The figures may be skewed slightly due to under reporting in some poorer nations, experts warn that the reason America ranked so highly is likely due to certain factors which aren't as prevalent in some other nations.

Americans are under constant pressure to maintain a stable job, raise a successful family and pursue the 'Great American Dream'. This constant pressure seems to be taking its toll on their  mental health.  In some other nations, even ones with significantly lower living standards, the pressure to be successful simply isnt as intense and this may be why they have lower rates of mental illness. 

Part of the problem may also be attributed to lack of treatment. According to the National Alliance on Mental Health, 1 in 5 Americans will experience some form of mental illness every year but less than half of those who do will receive any form of treatment. This is likely due to the stigma which still surrounds mental health issues, making people hesitant to seek help, as well as the lack of accessible mental health services.

In the United States there are 13 psychiatrists for every 100,00 people. In some Scandinavian countries that number can rise to as high as 30. The cost of certain medications in the US can also be prohibitively expensive, especially  for those from a lower socio-economic backgrounds.  

In the last couple of months both presidential candidates have announced plans to institute sweeping changes to the way mental health care is delivered but advocates remain skeptical.  This is not the first time politicians have promised to improve the system. Its always easier to make promises from the campaign trail than it is to bring about real change while in office. 

Whereas some people may struggle to access the right medications, the problem isnt necessarily a lack medication overall.  A recent study found that in 2010, doctors wrote out 280 million prescriptions for anti-depressants.

On average 1 in 10 Americans take anti-depressants on a regular basis and that number rises to 1 in 4 when you isolate the results to women in their 40s and 50s. Some doctors believe that Americans are actually being over medicated and that the rush to medicate patients, rather than offering appropriate counseling, may actually be making the problem worse.  

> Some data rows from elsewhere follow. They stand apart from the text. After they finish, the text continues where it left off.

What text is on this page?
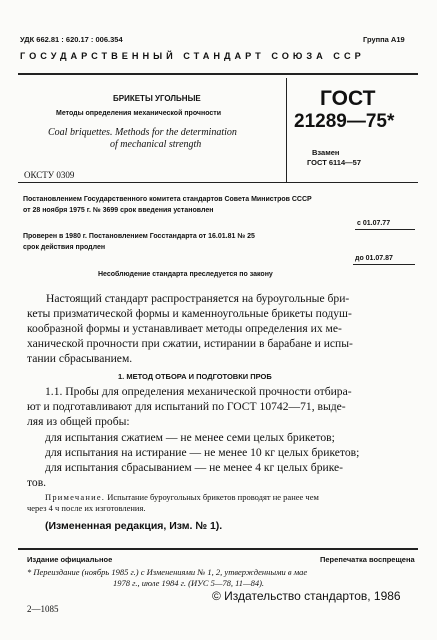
УДК 662.81 : 620.17 : 006.354	Группа А19
ГОСУДАРСТВЕННЫЙ СТАНДАРТ СОЮЗА ССР
БРИКЕТЫ УГОЛЬНЫЕ
Методы определения механической прочности
Coal briquettes. Methods for the determination
of mechanical strength
ГОСТ
21289—75*
Взамен
ГОСТ 6114—57
ОКСТУ 0309
Постановлением Государственного комитета стандартов Совета Министров СССР
от 28 ноября 1975 г. № 3699 срок введения установлен
с 01.07.77
Проверен в 1980 г. Постановлением Госстандарта от 16.01.81 № 25
срок действия продлен
до 01.07.87
Несоблюдение стандарта преследуется по закону
Настоящий стандарт распространяется на буроугольные бри-
кеты призматической формы и каменноугольные брикеты подуш-
кообразной формы и устанавливает методы определения их ме-
ханической прочности при сжатии, истирании в барабане и испы-
тании сбрасыванием.
1. МЕТОД ОТБОРА И ПОДГОТОВКИ ПРОБ
1.1. Пробы для определения механической прочности отбира-
ют и подготавливают для испытаний по ГОСТ 10742—71, выде-
ляя из общей пробы:
для испытания сжатием — не менее семи целых брикетов;
для испытания на истирание — не менее 10 кг целых брикетов;
для испытания сбрасыванием — не менее 4 кг целых брике-
тов.
Примечание. Испытание буроугольных брикетов проводят не ранее чем
через 4 ч после их изготовления.
(Измененная редакция, Изм. № 1).
Издание официальное	Перепечатка воспрещена
* Переиздание (ноябрь 1985 г.) с Изменениями № 1, 2, утвержденными в мае
1978 г., июле 1984 г. (ИУС 5—78, 11—84).
2—1085
© Издательство стандартов, 1986
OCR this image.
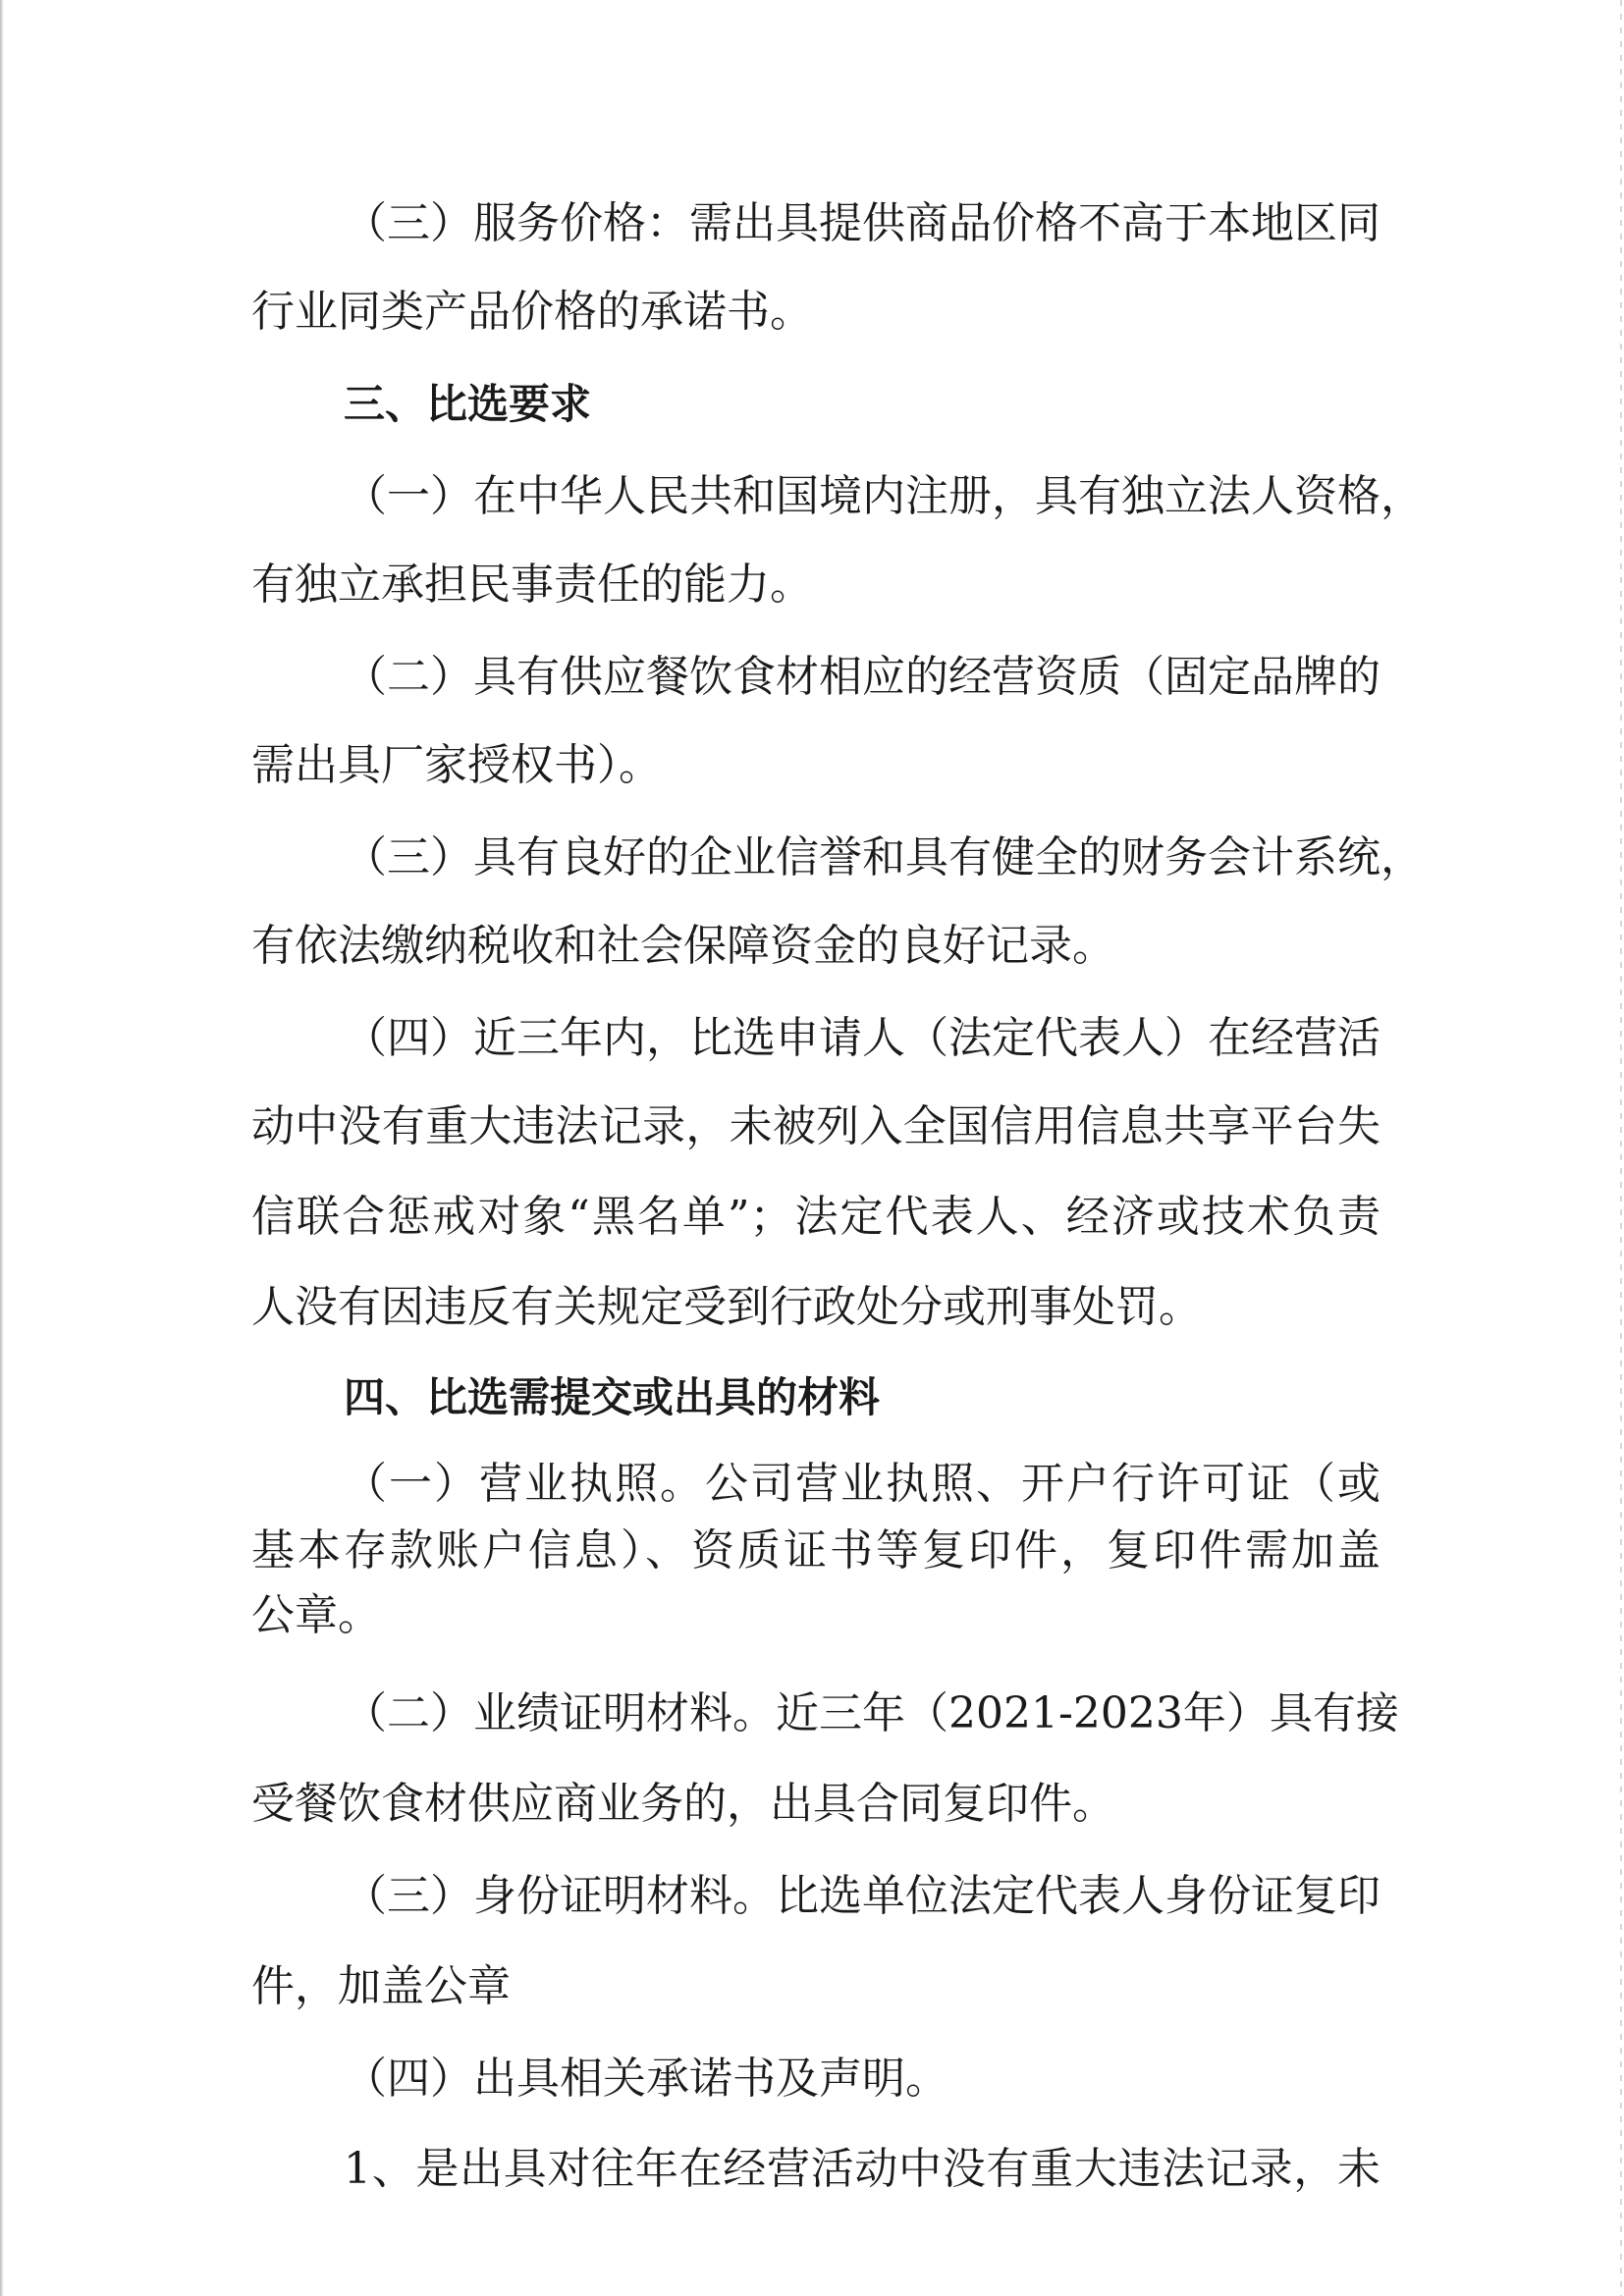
（三）服务价格：需出具提供商品价格不高于本地区同
行业同类产品价格的承诺书。
三、比选要求
（一）在中华人民共和国境内注册，具有独立法人资格，
有独立承担民事责任的能力。
（二）具有供应餐饮食材相应的经营资质（固定品牌的
需出具厂家授权书）。
（三）具有良好的企业信誉和具有健全的财务会计系统，
有依法缴纳税收和社会保障资金的良好记录。
（四）近三年内，比选申请人（法定代表人）在经营活
动中没有重大违法记录，未被列入全国信用信息共享平台失
信联合惩戒对象“黑名单”；法定代表人、经济或技术负责
人没有因违反有关规定受到行政处分或刑事处罚。
四、比选需提交或出具的材料
（一）营业执照。公司营业执照、开户行许可证（或
基本存款账户信息）、资质证书等复印件，复印件需加盖
公章。
（二）业绩证明材料。近三年（2021-2023年）具有接
受餐饮食材供应商业务的，出具合同复印件。
（三）身份证明材料。比选单位法定代表人身份证复印
件，加盖公章
（四）出具相关承诺书及声明。
1、是出具对往年在经营活动中没有重大违法记录，未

In order to lower that number of Americans who identify as depressed, a couple of things have to happen. The first is that mental health services need to become more readily available and easier to access. 

This will require a political solution and although voters can use their voices to call for change, whether that happens is really out of our hands. What is in our control is how Christians to respond to those who are suffering in our communities.

Christians need to reduce the stigma that surrounds mental illness and encourage people who need help to seek it.  Churches should also recognize their vital role as support networks for those going through a rough time. Many instances of depression are caused by isolation and loneliness, and its up to us to reach out to people who are lonely; to offer them friendship and fellowship. 

Christianity has a unique message of hope and joy which people suffering depression need to hear. We need to recognize that medical help and spiritual help are not mutually exclusive and that we can share the Gospel while also encouraging people to get the medical treatment they need. 

The truth is that what would lower depression rates the most is not more psychiatrists or more funding, though both of these things might help. Its everyone looking out for their neighbors and offering support when they need it the most. 

We need to be prepared to cross the road when we see that someone is in trouble. If we all did that, Im willing to bet America would soon drop to the bottom of the list.